While the extent of Polish national solidarity directed against the German occupier was impressive, the Jews were never included in it. It is indeed true that along with passivity and malice, the physical annihilation and the dimensions of the tragedy of the Jews caused some avowed antisemites to cast aside their hostility and lend a helping hand to Jews. Small groups of people, such as employees in the social aid department of the Warsaw municipality and former members of a Polish Catholic Scouts movement, acted with great courage and devotion.
The mass deportation of Jews in summer 1942 caused shock to some groups of Poles. The first who were galvanized into calling for an organized act of rescue and who condemned the public’s uncaring passivity, were Catholics, mostly young men, members of the “Revival of Poland Front” underground.
In early in December 1942, Zegota – the permanent Council of Aid to Jews – was founded. Zegota was engaged in finding housing and hiding places, the distribution of a monthly allowance, care of children, medical help, providing false documents, etc. Though most of Poland's Jews had been murdered by the time of Zegota's establishment, it is estimated that it rescued several thousand Jews. In addition to the organized attempts, many Righteous Among the Nations who risked their lives acted without any connection to Zegota, perhaps even without knowing of its existence. These men and women embarked on the rescue endeavor, urged by an inner voice that told them to help the suffering and the oppressed, and their deeds often resulted from past favorable experiences or friendships with Jews.
The Polish underground's attitude during the ghetto period was marked by lack of interest in the fate of the Jewish citizens of Poland. They provided neither material nor moral help to the Jews. During Warsaw ghetto uprising besides some scant assistance with arms, no protection, military assistance or help was given to Jews by the Polish underground Home Army (AK).

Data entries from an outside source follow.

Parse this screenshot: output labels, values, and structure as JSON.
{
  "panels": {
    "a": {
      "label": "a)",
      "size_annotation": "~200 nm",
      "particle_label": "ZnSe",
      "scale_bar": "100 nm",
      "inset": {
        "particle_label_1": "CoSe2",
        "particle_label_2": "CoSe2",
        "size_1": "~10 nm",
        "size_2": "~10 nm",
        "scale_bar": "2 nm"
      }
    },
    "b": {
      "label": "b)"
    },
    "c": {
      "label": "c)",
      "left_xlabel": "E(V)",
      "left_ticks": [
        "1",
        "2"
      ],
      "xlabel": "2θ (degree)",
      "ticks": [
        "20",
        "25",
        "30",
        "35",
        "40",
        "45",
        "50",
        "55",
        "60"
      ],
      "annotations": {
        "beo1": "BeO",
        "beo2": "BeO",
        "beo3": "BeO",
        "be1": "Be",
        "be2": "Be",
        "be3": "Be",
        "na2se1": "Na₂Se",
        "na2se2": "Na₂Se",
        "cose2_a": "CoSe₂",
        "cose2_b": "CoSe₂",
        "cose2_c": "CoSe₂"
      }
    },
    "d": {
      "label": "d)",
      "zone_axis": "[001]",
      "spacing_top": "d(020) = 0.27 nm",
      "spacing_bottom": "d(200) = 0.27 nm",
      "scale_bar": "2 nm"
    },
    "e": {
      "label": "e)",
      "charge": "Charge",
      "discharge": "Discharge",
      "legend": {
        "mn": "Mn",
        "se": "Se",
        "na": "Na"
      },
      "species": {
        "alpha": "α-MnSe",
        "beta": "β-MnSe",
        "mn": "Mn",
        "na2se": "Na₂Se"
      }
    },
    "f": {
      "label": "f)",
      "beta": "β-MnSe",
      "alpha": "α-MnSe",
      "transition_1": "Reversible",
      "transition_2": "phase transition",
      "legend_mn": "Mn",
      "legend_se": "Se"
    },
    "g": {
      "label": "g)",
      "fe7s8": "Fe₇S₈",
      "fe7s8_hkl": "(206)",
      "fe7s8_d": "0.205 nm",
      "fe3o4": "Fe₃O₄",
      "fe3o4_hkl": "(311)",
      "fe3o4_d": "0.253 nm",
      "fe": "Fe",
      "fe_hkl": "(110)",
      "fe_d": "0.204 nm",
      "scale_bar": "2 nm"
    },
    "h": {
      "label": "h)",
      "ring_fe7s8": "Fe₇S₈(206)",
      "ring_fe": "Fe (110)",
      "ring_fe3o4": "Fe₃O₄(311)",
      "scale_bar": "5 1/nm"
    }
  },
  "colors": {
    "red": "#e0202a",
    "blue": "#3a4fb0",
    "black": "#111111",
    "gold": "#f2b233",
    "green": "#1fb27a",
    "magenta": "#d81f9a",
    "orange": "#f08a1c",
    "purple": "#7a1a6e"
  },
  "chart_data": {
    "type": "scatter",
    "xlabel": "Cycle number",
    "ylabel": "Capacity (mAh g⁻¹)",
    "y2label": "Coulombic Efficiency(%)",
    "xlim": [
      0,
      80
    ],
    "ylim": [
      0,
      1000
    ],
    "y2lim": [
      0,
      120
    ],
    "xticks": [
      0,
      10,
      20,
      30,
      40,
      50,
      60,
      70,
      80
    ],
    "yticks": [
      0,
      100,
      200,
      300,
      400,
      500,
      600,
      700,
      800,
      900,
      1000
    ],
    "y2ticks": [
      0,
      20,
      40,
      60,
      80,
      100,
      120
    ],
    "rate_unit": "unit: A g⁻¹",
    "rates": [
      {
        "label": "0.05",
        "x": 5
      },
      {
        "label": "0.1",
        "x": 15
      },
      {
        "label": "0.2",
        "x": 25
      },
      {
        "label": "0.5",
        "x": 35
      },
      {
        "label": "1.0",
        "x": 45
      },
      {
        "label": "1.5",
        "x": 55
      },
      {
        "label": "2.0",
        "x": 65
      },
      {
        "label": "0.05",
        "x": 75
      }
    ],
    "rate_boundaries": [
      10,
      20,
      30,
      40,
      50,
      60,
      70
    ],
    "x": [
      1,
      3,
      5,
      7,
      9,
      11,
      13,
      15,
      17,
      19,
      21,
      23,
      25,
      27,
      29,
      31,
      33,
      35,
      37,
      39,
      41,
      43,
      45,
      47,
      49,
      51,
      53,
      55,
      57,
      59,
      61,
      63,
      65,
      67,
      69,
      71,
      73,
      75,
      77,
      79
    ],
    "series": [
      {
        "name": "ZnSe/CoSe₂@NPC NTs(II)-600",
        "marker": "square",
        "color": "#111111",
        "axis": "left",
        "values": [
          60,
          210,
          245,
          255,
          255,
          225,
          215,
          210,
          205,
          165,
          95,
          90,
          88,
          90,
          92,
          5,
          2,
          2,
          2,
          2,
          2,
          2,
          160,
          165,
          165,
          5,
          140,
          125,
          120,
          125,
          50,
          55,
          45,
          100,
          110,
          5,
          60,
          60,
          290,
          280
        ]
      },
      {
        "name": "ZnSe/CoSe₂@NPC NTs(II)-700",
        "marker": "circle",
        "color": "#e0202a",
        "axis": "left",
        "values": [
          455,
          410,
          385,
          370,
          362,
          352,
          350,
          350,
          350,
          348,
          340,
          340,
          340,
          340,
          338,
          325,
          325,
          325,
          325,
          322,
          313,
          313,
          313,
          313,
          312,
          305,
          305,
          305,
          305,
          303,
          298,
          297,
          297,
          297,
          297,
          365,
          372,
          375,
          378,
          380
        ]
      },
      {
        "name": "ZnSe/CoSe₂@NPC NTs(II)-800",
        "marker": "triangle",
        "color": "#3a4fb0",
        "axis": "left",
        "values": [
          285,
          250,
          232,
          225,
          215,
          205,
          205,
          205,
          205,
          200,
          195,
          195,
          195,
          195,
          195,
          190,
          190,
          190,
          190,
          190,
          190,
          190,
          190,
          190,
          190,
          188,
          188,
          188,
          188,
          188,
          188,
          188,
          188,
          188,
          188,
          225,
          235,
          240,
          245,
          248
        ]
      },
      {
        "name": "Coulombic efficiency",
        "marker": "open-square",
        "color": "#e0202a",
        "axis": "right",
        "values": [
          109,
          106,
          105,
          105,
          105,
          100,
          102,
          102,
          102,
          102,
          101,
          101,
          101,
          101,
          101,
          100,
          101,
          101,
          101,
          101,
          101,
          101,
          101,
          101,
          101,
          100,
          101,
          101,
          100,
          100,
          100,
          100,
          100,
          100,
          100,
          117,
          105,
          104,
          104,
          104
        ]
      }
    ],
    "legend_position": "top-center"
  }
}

Poles constitute the largest national group within the Righteous Among the Nations recognized by Yad Vashem. Considering the harsh punishment that threatened rescuers, this is a most impressive number. On the other hand, when evaluating the role of Poles in the rescue of Jews, one also has to take into consideration that Poland's Jewish community was by far the largest in Europe and that only about 10% of it's Jews survived. At liberation, around 50,000 Jewish survivors were on Polish soil. It is estimated that about 30,000 to 35,000 Jews, around one percent of all of Polish Jewry, were saved with the help of Poles and thanks to the devotion of Righteous Among the Nations.